Early Settlers

The organization of Ozaukee County was affected by an act of the Legislature passed March 7, 1853. The county contains an area of only 232 square miles, the smallest in the state and is made up of 7 townships:
  • Belgium
  • Cedarburg
  • Fredonia
  • Grafton
  • Mequon
  • Port Washington
  • Saukville

The name Ozaukee is of Indian derivation. It means "yellow earth" and is descriptive of the sand and clay soil of the county.

Among the early settlers who came into the county were the Yankees from the east who came into the settled communities to establish business, to practice their professions and to become the early political leaders. Abraham Lincoln, as a young lawyer looking for a suitable location to establish an office, visited this territory and stopped at Port Washington for a short time.
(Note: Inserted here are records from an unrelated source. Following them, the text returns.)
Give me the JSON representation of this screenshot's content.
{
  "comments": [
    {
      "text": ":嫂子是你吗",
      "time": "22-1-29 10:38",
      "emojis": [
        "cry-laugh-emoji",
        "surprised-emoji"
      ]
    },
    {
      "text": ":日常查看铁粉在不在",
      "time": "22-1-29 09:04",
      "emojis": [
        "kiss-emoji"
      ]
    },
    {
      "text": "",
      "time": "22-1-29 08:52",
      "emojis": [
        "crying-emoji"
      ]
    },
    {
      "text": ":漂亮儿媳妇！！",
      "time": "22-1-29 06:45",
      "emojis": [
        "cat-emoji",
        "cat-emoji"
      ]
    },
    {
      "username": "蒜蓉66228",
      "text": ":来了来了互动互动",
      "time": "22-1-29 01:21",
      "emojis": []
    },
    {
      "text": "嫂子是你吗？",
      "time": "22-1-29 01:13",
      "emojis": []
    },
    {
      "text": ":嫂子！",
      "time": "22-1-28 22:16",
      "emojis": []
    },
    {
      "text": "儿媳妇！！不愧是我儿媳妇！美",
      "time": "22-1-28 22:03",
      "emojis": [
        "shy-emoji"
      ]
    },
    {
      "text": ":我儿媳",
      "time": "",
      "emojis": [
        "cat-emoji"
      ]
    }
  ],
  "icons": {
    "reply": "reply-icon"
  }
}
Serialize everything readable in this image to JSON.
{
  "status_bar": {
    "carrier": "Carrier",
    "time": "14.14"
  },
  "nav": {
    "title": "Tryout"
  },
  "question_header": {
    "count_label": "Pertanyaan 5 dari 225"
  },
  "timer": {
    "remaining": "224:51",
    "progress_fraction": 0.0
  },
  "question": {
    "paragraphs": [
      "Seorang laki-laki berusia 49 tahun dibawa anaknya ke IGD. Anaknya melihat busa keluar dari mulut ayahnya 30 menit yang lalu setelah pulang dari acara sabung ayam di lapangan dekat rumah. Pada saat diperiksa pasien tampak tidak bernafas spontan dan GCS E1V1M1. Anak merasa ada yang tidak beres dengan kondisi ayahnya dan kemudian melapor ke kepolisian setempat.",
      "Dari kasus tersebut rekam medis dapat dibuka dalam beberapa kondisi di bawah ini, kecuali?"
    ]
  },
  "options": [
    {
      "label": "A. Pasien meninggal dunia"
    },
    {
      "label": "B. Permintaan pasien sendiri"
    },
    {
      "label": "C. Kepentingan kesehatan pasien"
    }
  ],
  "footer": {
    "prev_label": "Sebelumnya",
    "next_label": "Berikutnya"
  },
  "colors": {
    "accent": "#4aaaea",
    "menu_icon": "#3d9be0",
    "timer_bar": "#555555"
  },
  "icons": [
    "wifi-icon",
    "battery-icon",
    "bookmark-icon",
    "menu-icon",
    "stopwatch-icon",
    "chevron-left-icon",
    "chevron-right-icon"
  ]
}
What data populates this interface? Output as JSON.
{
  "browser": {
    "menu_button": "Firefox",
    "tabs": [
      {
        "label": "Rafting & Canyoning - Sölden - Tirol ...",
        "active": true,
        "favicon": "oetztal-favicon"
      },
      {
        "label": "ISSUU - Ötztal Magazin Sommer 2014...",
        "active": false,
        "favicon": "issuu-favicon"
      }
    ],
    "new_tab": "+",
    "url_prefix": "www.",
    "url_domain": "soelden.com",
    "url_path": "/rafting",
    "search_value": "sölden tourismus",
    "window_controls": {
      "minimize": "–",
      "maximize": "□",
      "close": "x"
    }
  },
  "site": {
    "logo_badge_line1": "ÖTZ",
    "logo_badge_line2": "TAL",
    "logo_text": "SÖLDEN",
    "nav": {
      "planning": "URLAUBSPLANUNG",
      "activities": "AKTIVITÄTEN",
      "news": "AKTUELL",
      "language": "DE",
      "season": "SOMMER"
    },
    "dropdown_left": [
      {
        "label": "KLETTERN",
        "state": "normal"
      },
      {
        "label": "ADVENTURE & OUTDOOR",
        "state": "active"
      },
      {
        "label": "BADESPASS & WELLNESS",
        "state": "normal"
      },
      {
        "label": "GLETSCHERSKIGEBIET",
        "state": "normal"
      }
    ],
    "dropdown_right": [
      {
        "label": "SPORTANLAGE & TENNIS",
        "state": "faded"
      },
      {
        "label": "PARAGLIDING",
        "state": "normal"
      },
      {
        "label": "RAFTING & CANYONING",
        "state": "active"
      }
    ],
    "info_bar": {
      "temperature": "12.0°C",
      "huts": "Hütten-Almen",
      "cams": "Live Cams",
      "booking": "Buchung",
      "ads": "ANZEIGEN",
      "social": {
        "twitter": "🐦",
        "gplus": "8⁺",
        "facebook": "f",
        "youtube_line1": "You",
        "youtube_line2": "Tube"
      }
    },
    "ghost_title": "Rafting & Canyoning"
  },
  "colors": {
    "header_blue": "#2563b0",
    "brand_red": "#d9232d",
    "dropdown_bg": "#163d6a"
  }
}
Leland Stanford, a lawyer, practiced his profession here between 1848 and 1852. After being defeated for the office of district attorney, he became discouraged and left for California where he became governor of the state and with his wealth founded Stanford University.

However, the real pioneers into the county were the hardy and thrifty people from Germany, Luxemburg, Belgium, and Ireland who went into the wild forest lands to develop agriculture, build homes, churches, and schools. Each people preferred certain sections of the county and settled in groups so that even today we know the Luxemburgers are from the Town of Belgium, the Germans from Cedarburg, and the Irish from Fredonia and Mequon.